FOR GOTANDA, A DESTINY IN AMERICA
“It’s one of those cliche lines you find in an old World War II movie,” said Philip Kan Gotanda, “where the Japanese soldier snarls (in stagy Hollywood/Oriental accent), ‘Yankee dawg, you die!’ ”
It’s also the title of Gotanda’s newest play--an homage to both the world of entertainment and the Asian-American experience, opening as a “work-in-progress” Sunday at East West Players. (Why a staged reading? “I wanted to see the play on its feet, the arc of the piece. That’s exciting. The actors could’ve spent their time memorizing lines, but what you give up is the chance to really work on characterizations and relationships.”)
“Yankee Dawg You Die,” he said, centers on “an older Asian-American actor, an ex-hoofer on the mini-chop suey circuit (akin to the blacks’ chittlin’ circuit) in the ‘30s and ‘40s--scuffling, dreaming about being a great dancer like Fred Astaire. Now he’s in his 60s and takes any role he can get.
“Then there’s a young actor: mid-20s, very political. He won’t put up with playing demeaning, stereotypic roles because he has integrity . . . . So it’s about these two people: how they meet, fight, and eventually come to recognize themselves in each other.”
For the San Francisco-based playwright, 36, those human connections--within the context of a particular “cultural specificity”--are the foundation of his work.
“I think most writers write from the truth of their own experience,” he said. “And when I was growing up, running around the house, my mother and father had yellow faces. We ate rice with hot dogs. I spoke English at home, but my parents would occasionally speak Japanese. My household, extended family, the concerns I grew up with--all dealt with this culture called Japanese-American.”
In 1970, while at UC Santa Cruz (juggling interests in psychiatry and art and confused by the growing social turbulence around him), Gotanda opted for an exchange program to Japan.
“Immediately, I fell in love with pottery,” he said. “I walked off the plane, left the program and went off to a small pottery village, where I spent one of the nicest periods in my life. I think at some point, everyone goes through the quest for ‘Who am I; what are my roots? Am I Japanese? Or American, because I was born and raised there.’
“After 1 1/2 years in Japan, I was wearing Japanese clothes, dreaming in Japanese. I felt very comfortable there.
“Then one day I was walking down the street. I looked up and everything around me was Japanese, everyone had the same face as me. What I felt at that instant was anonymity, something I’d never felt in my 20 years growing up here. It was an amazing feeling. And at that moment, I also knew that I wasn’t Japanese--that for me, destiny was in America.”
He returned and began searching for his way: with a degree in Japanese art, a resumption of his medical studies and later, graduation from law school.

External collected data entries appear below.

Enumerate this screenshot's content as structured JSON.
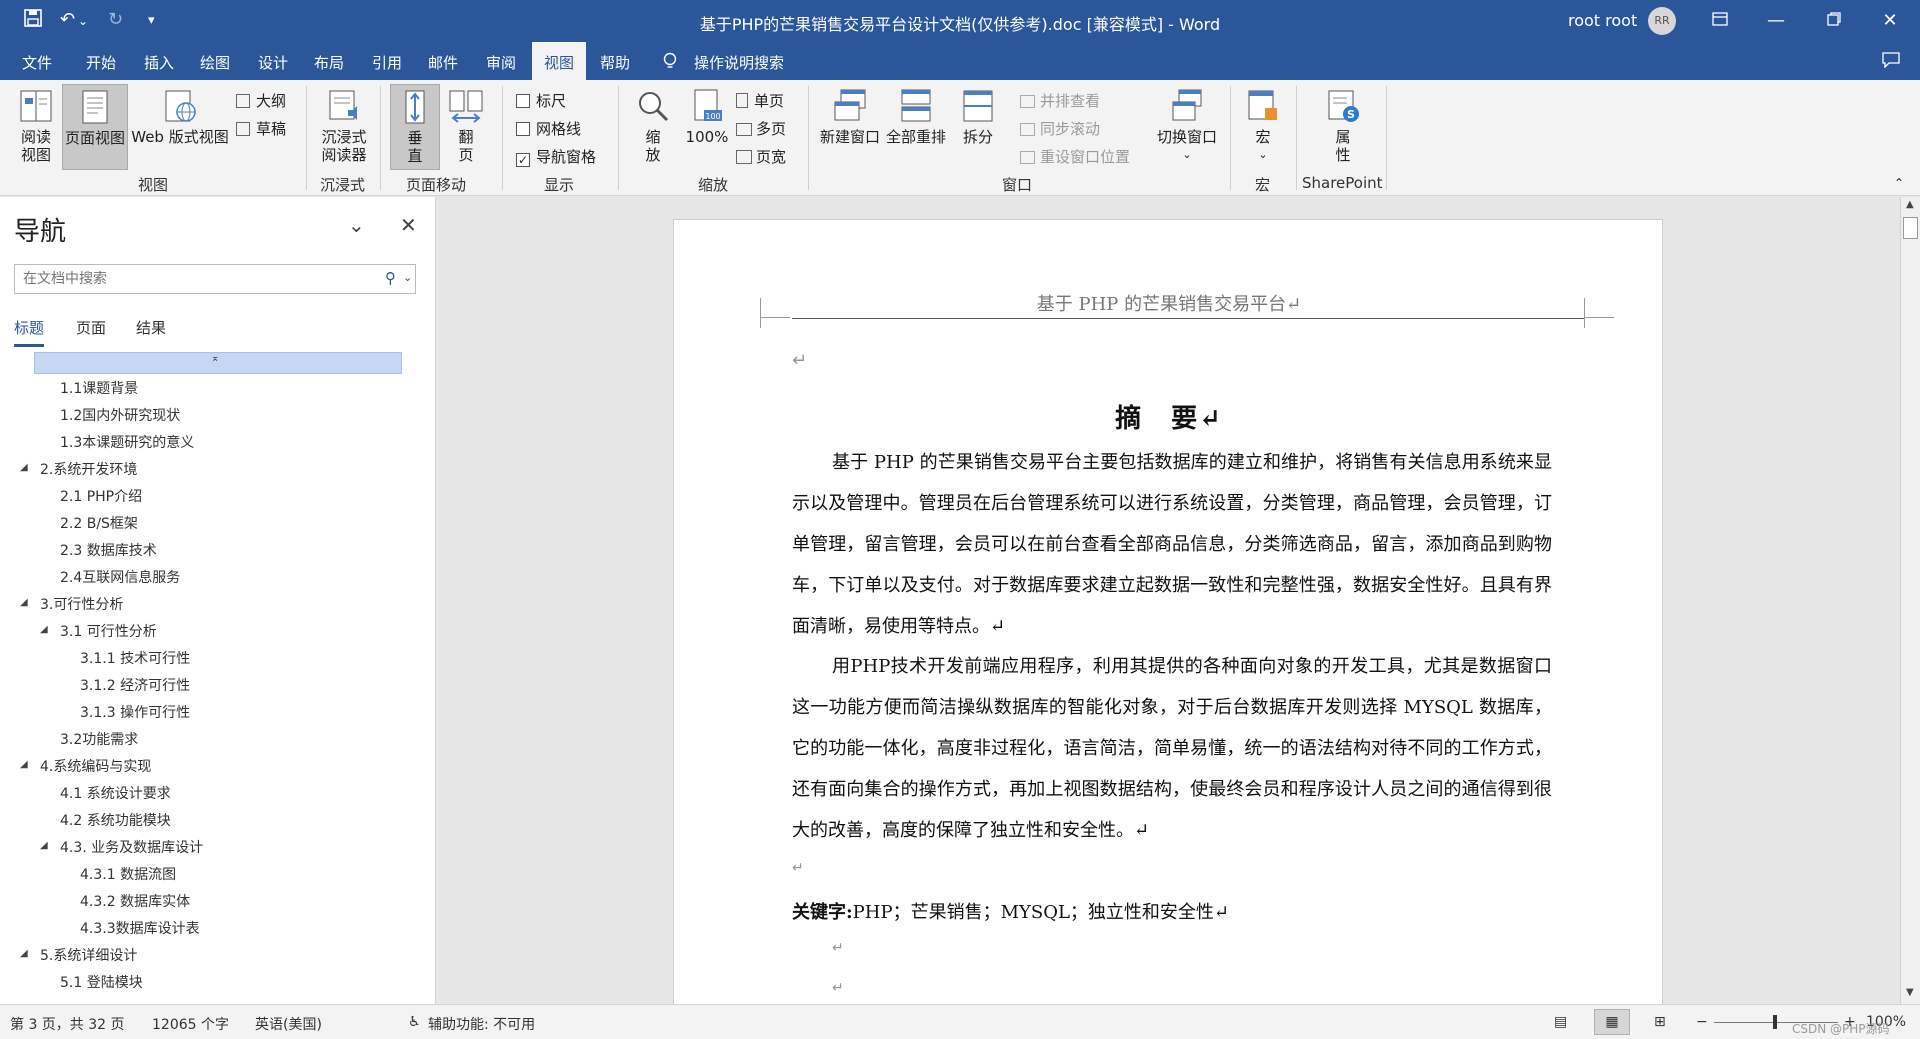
{
  "window": {
    "title": "基于PHP的芒果销售交易平台设计文档(仅供参考).doc [兼容模式]  -  Word",
    "user": "root root",
    "avatar_initials": "RR"
  },
  "menu_tabs": [
    "文件",
    "开始",
    "插入",
    "绘图",
    "设计",
    "布局",
    "引用",
    "邮件",
    "审阅",
    "视图",
    "帮助",
    "操作说明搜索"
  ],
  "ribbon": {
    "views": {
      "read_mode": "阅读\n视图",
      "print_layout": "页面视图",
      "web_layout": "Web 版式视图",
      "outline": "大纲",
      "draft": "草稿",
      "group": "视图"
    },
    "immersive": {
      "reader": "沉浸式\n阅读器",
      "group": "沉浸式"
    },
    "page_movement": {
      "vertical": "垂\n直",
      "side": "翻\n页",
      "group": "页面移动"
    },
    "show": {
      "ruler": "标尺",
      "gridlines": "网格线",
      "nav_pane": "导航窗格",
      "group": "显示"
    },
    "zoom": {
      "zoom": "缩\n放",
      "hundred": "100%",
      "one_page": "单页",
      "multi_page": "多页",
      "page_width": "页宽",
      "group": "缩放"
    },
    "window": {
      "new_window": "新建窗口",
      "arrange_all": "全部重排",
      "split": "拆分",
      "side_by_side": "并排查看",
      "sync_scroll": "同步滚动",
      "reset_pos": "重设窗口位置",
      "switch": "切换窗口",
      "group": "窗口"
    },
    "macros": {
      "macros": "宏",
      "group": "宏"
    },
    "sharepoint": {
      "properties": "属\n性",
      "group": "SharePoint"
    }
  },
  "nav": {
    "title": "导航",
    "search_placeholder": "在文档中搜索",
    "tabs": [
      "标题",
      "页面",
      "结果"
    ],
    "items": [
      {
        "label": "1.1课题背景",
        "level": 2
      },
      {
        "label": "1.2国内外研究现状",
        "level": 2
      },
      {
        "label": "1.3本课题研究的意义",
        "level": 2
      },
      {
        "label": "2.系统开发环境",
        "level": 1
      },
      {
        "label": "2.1 PHP介绍",
        "level": 2
      },
      {
        "label": "2.2 B/S框架",
        "level": 2
      },
      {
        "label": "2.3 数据库技术",
        "level": 2
      },
      {
        "label": "2.4互联网信息服务",
        "level": 2
      },
      {
        "label": "3.可行性分析",
        "level": 1
      },
      {
        "label": "3.1 可行性分析",
        "level": 2,
        "expandable": true
      },
      {
        "label": "3.1.1 技术可行性",
        "level": 3
      },
      {
        "label": "3.1.2 经济可行性",
        "level": 3
      },
      {
        "label": "3.1.3 操作可行性",
        "level": 3
      },
      {
        "label": "3.2功能需求",
        "level": 2
      },
      {
        "label": "4.系统编码与实现",
        "level": 1
      },
      {
        "label": "4.1 系统设计要求",
        "level": 2
      },
      {
        "label": "4.2 系统功能模块",
        "level": 2
      },
      {
        "label": "4.3. 业务及数据库设计",
        "level": 2,
        "expandable": true
      },
      {
        "label": "4.3.1 数据流图",
        "level": 3
      },
      {
        "label": "4.3.2 数据库实体",
        "level": 3
      },
      {
        "label": "4.3.3数据库设计表",
        "level": 3
      },
      {
        "label": "5.系统详细设计",
        "level": 1
      },
      {
        "label": "5.1 登陆模块",
        "level": 2
      }
    ]
  },
  "document": {
    "header": "基于 PHP 的芒果销售交易平台↵",
    "return_mark": "↵",
    "abstract_title": "摘　要↵",
    "para1": "基于 PHP 的芒果销售交易平台主要包括数据库的建立和维护，将销售有关信息用系统来显示以及管理中。管理员在后台管理系统可以进行系统设置，分类管理，商品管理，会员管理，订单管理，留言管理，会员可以在前台查看全部商品信息，分类筛选商品，留言，添加商品到购物车，下订单以及支付。对于数据库要求建立起数据一致性和完整性强，数据安全性好。且具有界面清晰，易使用等特点。↵",
    "para2": "用PHP技术开发前端应用程序，利用其提供的各种面向对象的开发工具，尤其是数据窗口这一功能方便而简洁操纵数据库的智能化对象，对于后台数据库开发则选择 MYSQL 数据库，它的功能一体化，高度非过程化，语言简洁，简单易懂，统一的语法结构对待不同的工作方式，还有面向集合的操作方式，再加上视图数据结构，使最终会员和程序设计人员之间的通信得到很大的改善，高度的保障了独立性和安全性。↵",
    "keywords_label": "关键字:",
    "keywords": "PHP；芒果销售；MYSQL；独立性和安全性↵"
  },
  "status": {
    "page": "第 3 页，共 32 页",
    "words": "12065 个字",
    "language": "英语(美国)",
    "accessibility": "辅助功能: 不可用",
    "zoom": "100%",
    "watermark": "CSDN @PHP源码"
  }
}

Bit by bit, however, he found his “creative itch” resurfacing, “and I began to write a musical. I’d always written songs (such as “The Ballad of the Issei” on his grandparents), but they were limiting. I saw them in a bigger context: with people talking, bigger staging, costumes, lighting. So while I was working as a legal aide, I wrote a musical (“The Avocado Kid”) and sent it down to East West Players--and they liked it.”
Since then (with the help of several awards and grants), he’s turned out a body of work dealing with the Asian-American consciousness, including the recently completed drama on interracial marriage, “Yohen” (commissioned by the Actors Theater of Louisville); an upcoming “doo-wop” musical (for South Coast Repertory) on the local “car clubs” of the ‘50s, and “The Wash,” which played the Taper’s New Theatre for Now Festival in 1985. (He’s now writing its screenplay for “American Playhouse.”)
“For the past four years I’ve been able to make a living (based on) writing,” he said. “Sometimes you just have to make a decision: ‘I’m going to do it’--and that’s what I did.”